また、3年間に2回以上違反を起こした場合は、「自転車運転講習」の受講命令が届きます。命令に従わなかった場合には5万円以下の罰金が科せられるため、必ず講習を受けるようにしましょう。自転車運転講習の時間は3時間、受講手数料は6,000円です。
2021年(令和3年)には、全国で自転車乗用中の一時停止違反により26人が死亡しています。自転車乗用中の死亡事故の原因はさまざまですが、一時停止違反が原因の割合は、65歳未満は全体の4.5%なのに対し、65歳以上は全体の8.5%と高くなっています。
自身と他の通行者の命を守るため、安全確認を行うことなくそのままのスピードで交差点に入るなどの行為は避けましょう。
なお、歩行者の場合は道路交通法上の軽車両に該当しないため、一時停止をする義務や罰金はありません。
しかし、歩行者の場合も、安全確認を行わずに交差点に入る、道路を渡るなどの行為が危険であることは間違いありません。
2021年(令和3年)に事故で亡くなった歩行者のうち、横断中に亡くなった方は65歳未満で47.9%、65歳以上では75.2%にものぼります。

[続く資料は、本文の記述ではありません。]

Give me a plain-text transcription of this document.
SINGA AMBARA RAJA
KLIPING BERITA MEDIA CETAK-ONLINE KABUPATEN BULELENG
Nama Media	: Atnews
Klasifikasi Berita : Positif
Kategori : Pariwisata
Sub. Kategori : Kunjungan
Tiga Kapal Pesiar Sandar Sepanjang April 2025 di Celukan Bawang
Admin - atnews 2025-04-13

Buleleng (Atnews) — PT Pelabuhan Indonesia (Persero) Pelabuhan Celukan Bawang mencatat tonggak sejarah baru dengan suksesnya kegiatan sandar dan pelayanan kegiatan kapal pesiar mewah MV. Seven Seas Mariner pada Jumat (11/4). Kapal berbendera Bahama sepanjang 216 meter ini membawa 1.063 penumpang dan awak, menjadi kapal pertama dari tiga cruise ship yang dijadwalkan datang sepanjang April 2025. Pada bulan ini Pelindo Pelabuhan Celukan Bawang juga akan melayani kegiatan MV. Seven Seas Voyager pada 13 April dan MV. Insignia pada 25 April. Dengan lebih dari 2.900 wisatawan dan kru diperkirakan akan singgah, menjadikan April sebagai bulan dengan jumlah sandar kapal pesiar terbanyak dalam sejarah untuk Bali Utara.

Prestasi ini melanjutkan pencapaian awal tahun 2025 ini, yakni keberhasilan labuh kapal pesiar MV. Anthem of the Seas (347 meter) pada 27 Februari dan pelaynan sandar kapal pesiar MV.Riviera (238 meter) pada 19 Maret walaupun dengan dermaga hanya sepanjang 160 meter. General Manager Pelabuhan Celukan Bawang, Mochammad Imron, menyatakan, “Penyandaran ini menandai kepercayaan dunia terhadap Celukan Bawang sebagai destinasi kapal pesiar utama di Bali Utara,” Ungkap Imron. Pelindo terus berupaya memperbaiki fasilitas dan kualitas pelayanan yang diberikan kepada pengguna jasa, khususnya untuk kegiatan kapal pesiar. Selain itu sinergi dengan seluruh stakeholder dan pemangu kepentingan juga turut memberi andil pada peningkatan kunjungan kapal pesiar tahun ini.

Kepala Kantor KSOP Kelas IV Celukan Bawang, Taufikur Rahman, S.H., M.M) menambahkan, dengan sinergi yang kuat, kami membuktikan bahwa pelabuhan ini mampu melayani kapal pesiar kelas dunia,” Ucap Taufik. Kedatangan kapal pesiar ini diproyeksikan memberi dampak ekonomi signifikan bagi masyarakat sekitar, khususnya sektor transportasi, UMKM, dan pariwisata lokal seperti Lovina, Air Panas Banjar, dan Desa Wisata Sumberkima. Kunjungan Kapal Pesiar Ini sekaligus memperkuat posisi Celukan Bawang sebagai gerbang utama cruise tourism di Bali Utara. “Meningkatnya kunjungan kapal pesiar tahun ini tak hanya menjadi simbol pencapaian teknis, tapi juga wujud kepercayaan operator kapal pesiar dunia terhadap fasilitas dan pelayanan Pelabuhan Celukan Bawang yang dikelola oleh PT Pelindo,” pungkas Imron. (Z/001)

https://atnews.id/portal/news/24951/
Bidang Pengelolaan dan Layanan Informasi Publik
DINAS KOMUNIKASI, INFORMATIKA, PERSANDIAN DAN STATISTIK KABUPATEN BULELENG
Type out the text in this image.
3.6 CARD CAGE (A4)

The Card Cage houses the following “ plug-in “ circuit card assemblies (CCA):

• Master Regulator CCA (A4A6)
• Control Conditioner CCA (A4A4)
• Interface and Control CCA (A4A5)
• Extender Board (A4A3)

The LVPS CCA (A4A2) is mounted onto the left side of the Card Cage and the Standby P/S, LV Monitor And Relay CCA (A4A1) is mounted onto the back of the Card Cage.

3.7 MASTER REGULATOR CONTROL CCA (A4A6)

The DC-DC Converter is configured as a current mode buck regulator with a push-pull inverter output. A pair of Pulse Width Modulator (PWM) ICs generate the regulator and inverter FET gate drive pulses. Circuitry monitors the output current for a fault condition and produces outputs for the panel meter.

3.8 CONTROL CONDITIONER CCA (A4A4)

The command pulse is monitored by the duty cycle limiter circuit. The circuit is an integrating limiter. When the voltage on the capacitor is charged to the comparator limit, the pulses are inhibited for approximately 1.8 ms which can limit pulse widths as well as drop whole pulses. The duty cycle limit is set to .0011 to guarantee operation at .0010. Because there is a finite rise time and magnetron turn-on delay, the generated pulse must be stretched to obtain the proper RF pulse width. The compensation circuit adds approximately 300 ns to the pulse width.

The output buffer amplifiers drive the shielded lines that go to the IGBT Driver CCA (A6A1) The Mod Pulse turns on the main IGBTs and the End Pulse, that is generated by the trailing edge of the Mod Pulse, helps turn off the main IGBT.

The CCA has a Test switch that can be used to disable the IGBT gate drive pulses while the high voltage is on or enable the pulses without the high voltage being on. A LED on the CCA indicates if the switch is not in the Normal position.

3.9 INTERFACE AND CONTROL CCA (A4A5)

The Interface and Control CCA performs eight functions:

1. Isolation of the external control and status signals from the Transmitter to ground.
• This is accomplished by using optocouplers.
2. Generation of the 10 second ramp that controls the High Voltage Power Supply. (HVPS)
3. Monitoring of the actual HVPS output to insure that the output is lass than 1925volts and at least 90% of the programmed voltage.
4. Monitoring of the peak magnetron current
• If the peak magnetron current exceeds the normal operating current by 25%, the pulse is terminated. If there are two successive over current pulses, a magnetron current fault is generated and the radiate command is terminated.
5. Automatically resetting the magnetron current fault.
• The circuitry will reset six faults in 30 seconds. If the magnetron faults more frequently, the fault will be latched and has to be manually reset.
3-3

「車が停止してくれるだろう」などの思い込みで安全確認を怠ることはせず、車が少ない道でも、必ず左右の確認などを行った上で進みましょう。
5. 安全運転を心がければ一時停止は自然と身につく
一時停止違反とは、信号がない交差点や踏切などの決められた場所で一時停止を怠ることです。一時停止を怠ると、反則点数2点の違反となり罰金が科されます。
車だけでなく自転車にも一時停止が義務付けられているため注意が必要です。
また、日本と海外でも一時停止のルールは異なります。
一時停止の標識について解説しましたが、海外ではほとんどの国が採用している一時停止の標識は八角形です。逆三角形の形状で、白地に赤枠の標識は海外では「譲れ」「非優先道路」を意味しています。
また、海外で運転する場合には、踏切で一時停止をすると危険です。踏切の警報器が鳴っていない、電車が来ないのに止まると後ろから追突される危険性があります。海外ではほとんどの踏切で一時停止が義務付けられていません。その国のルールを確かめて運転しましょう。
一時停止の本質は、一時停止をして安全を確認することです。車・自転車・歩行者にかかわらず、自身の命を守るためにも、安全運転を心がけましょう。